I can’t blame people for that. It doesn’t take long to think of situations in which people abused the gospel for their own personal gain. I even find myself jealous at times of people who volunteer at church part-time and their teaching is quicker to be received and somehow perceived to be more reliable.
But, I know how much work there is to do and how important it is. I also know that ministries (such as to youth) require constant training and study, as it is cross-cultural communication. There is also a huge need for someone who organizes and equips the volunteer forces to minister to others.
That all being said, when I find myself doubting my calling or doubting my place in youth ministry or doubting I should be working for the church, I ask myself one question: “Would I do this if I didn’t get paid?”
Even in dark, depressing, frustrating, and lonely times, the answer has always been “Yes”. I’d teach classes and help with retreats and befriend teenagers and organize events.
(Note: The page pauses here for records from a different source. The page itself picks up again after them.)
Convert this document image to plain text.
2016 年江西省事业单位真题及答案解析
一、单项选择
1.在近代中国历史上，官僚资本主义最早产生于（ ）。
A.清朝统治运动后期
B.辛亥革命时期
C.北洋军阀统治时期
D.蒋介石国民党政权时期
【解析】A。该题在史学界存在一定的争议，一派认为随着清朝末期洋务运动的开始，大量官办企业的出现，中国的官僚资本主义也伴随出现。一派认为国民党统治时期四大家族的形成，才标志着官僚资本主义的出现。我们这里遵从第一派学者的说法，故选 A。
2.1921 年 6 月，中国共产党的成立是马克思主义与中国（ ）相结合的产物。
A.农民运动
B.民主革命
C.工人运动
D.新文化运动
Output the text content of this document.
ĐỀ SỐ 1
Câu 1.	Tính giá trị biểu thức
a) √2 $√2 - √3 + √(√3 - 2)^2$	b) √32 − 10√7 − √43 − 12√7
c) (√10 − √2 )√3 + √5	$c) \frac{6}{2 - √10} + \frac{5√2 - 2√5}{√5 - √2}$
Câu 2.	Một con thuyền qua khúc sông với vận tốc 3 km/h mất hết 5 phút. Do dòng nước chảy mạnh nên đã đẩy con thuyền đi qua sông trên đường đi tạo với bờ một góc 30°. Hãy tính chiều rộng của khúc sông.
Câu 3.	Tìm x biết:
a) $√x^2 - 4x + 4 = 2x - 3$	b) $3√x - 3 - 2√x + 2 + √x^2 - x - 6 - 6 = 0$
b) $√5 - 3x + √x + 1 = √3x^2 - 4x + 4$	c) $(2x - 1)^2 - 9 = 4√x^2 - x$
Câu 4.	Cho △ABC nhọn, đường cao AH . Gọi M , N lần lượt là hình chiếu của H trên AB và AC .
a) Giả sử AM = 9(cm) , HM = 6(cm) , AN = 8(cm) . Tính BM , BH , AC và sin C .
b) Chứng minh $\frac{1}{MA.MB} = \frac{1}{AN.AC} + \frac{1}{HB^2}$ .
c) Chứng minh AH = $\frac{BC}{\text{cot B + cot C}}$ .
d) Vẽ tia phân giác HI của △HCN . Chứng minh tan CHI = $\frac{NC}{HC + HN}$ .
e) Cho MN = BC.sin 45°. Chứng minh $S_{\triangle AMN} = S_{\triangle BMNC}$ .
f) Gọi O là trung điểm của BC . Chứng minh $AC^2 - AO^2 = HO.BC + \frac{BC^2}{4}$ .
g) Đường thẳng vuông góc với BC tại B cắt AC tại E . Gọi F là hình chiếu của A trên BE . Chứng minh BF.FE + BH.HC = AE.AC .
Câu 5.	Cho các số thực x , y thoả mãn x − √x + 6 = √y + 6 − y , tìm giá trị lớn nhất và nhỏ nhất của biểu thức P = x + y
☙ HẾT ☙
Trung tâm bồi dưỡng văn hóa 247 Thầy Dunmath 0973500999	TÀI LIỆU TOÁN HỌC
When I reconcile that with myself, I find that I can get over the self-consciousness or perception that someone doesn’t trust me.
If the answer to that personal evaluation ever becomes a definitive “no”, it’s time to move on to something else.
But right now, I think it’s pretty cool to be where I’m at, doing what I’m doing.
Blaine, that’s very cool! I am really thrilled for you to hear you feeling so content about your work in the kingdom at South. I know ministry has been heavy at times for you, and I’m glad to hear this lightness in your spirit.